Às 21h20, o ônibus de prefixo 3792, que fazia a linha 3.15, foi apedrejado e dois vidros laterais foram quebrados. O ataque ocorreu na Rodovia Professor Zeferino Vaz, próximo à empresa Medley.

O carro 3894, linha 3.28, foi apedrejado às 22h35 na Estrada da Rhodia, próximo a saída que vai para o Hospital Centro Médico. Um vidro de janela do lado direito foi atingido. Já o veículo 3767, linha 3.20, foi atacado na Avenida Santa Izabel, às 22h40. Um vidro lateral do lado direito foi quebrado.

Por fim, o ônibus 3952, que fazia a linha 3.27, foi atacado às 22h45, também na Avenida Santa Izabel, próximo ao número 730. Um dos vidros da porta dianteira foi quebrado. “A empresa vai registrar Boletim de Ocorrência no 7º Distrito Policial em Barão Geraldo”, diz Paulo Barddal, diretor de Comunicação da VB.

Casos recorrentes

Importante lembrar que ontem a empresa sofreu com a ação de vândalos nos últimos dias. Na madrugada de segunda para terça-feira foram roubadas as chaves de 18 ônibus que estavam estacionados em frente às filas dos demais veículos.

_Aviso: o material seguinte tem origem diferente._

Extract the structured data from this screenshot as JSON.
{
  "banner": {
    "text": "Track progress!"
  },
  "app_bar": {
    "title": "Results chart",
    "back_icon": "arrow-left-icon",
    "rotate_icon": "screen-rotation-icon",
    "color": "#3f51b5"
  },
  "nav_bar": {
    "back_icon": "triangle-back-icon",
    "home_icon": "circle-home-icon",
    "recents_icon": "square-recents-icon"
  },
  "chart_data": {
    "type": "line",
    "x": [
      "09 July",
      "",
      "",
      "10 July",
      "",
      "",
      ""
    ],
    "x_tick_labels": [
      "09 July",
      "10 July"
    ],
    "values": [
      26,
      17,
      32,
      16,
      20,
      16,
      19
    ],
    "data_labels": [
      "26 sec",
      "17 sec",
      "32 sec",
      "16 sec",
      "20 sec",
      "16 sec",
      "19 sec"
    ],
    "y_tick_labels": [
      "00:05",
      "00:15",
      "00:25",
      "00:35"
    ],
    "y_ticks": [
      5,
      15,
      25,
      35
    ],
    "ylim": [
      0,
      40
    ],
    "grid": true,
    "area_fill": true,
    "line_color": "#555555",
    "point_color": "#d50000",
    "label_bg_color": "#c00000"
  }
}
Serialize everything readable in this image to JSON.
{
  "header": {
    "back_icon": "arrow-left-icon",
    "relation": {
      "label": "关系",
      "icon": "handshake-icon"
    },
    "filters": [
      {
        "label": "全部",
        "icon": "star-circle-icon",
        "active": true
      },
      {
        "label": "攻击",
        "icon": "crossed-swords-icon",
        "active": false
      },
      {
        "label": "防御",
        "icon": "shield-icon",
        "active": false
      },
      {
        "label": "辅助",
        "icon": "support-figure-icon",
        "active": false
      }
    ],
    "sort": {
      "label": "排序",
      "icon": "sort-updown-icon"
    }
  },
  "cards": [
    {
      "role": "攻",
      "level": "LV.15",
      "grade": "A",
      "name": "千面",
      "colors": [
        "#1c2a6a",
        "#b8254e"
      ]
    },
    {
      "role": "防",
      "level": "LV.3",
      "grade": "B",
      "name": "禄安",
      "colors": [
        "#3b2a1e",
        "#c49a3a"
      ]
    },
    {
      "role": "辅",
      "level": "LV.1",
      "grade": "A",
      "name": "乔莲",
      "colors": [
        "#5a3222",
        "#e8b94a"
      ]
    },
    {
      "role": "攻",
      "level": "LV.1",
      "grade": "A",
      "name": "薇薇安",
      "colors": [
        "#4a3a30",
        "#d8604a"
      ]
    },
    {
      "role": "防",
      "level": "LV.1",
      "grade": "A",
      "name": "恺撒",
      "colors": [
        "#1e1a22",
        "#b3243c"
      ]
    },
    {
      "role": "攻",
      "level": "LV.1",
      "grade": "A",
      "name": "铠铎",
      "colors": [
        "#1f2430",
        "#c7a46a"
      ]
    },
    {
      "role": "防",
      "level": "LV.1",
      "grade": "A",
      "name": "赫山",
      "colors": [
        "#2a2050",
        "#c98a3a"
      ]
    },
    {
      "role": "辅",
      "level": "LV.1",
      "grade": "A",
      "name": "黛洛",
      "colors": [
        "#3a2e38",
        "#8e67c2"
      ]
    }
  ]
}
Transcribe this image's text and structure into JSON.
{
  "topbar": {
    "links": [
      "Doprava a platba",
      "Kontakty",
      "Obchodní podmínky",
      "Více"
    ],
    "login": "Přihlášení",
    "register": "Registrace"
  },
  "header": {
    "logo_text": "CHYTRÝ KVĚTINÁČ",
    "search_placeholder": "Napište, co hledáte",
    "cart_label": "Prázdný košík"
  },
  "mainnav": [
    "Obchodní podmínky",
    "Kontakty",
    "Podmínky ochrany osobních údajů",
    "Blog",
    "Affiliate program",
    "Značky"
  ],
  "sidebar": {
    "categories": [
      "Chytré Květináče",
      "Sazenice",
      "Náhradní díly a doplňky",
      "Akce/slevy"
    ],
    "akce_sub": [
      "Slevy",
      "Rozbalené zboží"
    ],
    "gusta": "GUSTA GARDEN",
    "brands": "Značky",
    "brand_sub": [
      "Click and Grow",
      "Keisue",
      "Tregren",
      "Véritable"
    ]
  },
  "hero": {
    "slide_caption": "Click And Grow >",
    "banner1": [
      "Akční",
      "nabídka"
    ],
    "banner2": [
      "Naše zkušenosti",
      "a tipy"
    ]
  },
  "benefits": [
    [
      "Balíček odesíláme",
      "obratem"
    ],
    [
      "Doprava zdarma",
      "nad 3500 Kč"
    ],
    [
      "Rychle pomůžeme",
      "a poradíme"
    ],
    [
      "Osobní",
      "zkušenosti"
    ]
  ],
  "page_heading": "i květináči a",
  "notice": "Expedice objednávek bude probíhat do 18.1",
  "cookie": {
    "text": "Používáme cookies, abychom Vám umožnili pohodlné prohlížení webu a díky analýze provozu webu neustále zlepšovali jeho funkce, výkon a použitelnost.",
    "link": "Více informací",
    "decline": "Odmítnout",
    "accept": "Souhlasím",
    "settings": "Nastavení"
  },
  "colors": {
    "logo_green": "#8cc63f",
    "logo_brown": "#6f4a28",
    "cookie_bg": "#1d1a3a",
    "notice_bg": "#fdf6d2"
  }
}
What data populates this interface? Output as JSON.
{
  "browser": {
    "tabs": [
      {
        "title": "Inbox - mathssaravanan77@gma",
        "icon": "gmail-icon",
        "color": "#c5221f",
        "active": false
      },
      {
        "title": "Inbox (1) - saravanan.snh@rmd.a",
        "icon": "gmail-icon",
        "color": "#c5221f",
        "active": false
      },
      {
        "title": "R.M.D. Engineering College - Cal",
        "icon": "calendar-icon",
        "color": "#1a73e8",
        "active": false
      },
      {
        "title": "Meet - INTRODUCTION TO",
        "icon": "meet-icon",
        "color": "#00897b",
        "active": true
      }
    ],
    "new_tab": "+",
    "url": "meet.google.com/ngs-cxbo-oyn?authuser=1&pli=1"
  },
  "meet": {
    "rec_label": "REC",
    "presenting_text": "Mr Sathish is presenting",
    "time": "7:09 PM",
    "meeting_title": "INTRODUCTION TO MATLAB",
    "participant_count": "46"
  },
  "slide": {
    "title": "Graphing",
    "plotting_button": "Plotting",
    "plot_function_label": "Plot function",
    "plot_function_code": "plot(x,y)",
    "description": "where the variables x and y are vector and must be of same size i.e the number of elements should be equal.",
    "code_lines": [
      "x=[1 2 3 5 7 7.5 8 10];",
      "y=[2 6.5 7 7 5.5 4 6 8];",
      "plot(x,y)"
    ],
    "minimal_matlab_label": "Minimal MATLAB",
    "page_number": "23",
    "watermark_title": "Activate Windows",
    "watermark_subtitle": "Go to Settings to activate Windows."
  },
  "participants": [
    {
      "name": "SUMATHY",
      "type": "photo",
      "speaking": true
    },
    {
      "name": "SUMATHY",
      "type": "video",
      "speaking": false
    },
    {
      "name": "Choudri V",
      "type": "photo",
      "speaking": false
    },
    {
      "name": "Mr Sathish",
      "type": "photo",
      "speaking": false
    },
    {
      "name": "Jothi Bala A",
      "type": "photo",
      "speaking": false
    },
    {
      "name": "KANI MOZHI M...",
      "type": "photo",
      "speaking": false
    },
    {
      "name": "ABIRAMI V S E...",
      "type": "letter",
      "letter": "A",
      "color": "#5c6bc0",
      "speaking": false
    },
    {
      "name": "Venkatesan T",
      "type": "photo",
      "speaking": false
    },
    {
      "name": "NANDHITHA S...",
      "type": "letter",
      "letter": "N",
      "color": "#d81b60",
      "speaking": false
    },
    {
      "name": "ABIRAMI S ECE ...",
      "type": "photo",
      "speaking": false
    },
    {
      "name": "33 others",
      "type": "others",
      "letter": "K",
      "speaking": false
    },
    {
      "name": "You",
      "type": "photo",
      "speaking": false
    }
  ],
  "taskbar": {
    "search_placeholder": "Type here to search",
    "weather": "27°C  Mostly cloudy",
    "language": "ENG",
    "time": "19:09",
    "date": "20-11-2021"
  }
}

Ao todo, a frota operacional dessa garagem, que é a segunda maior de Campinas e faz 53 linhas, é composta por 286 ônibus. “Felizmente, a empresa tem chaves reserva, mas, mesmo assim, os ônibus saíram com um atraso médio de 20 minutos”, lembrou o diretor.

A concessionária teve seis veículos depredados durante a greve dos motoristas e cobradores, que começou na quarta-feira da semana passada. Um dia antes, a VB teve problemas quando uma briga entre sindicalistas terminou com a paralisação da empresa e cerca de 160 mil passageiros acabaram sendo prejudicados. “A disputa sindical, que ocorre com maior incidência desde abril de 2008, tem se intensificado e a VB tem sido o alvo preferencial das correntes”, completa Barddal.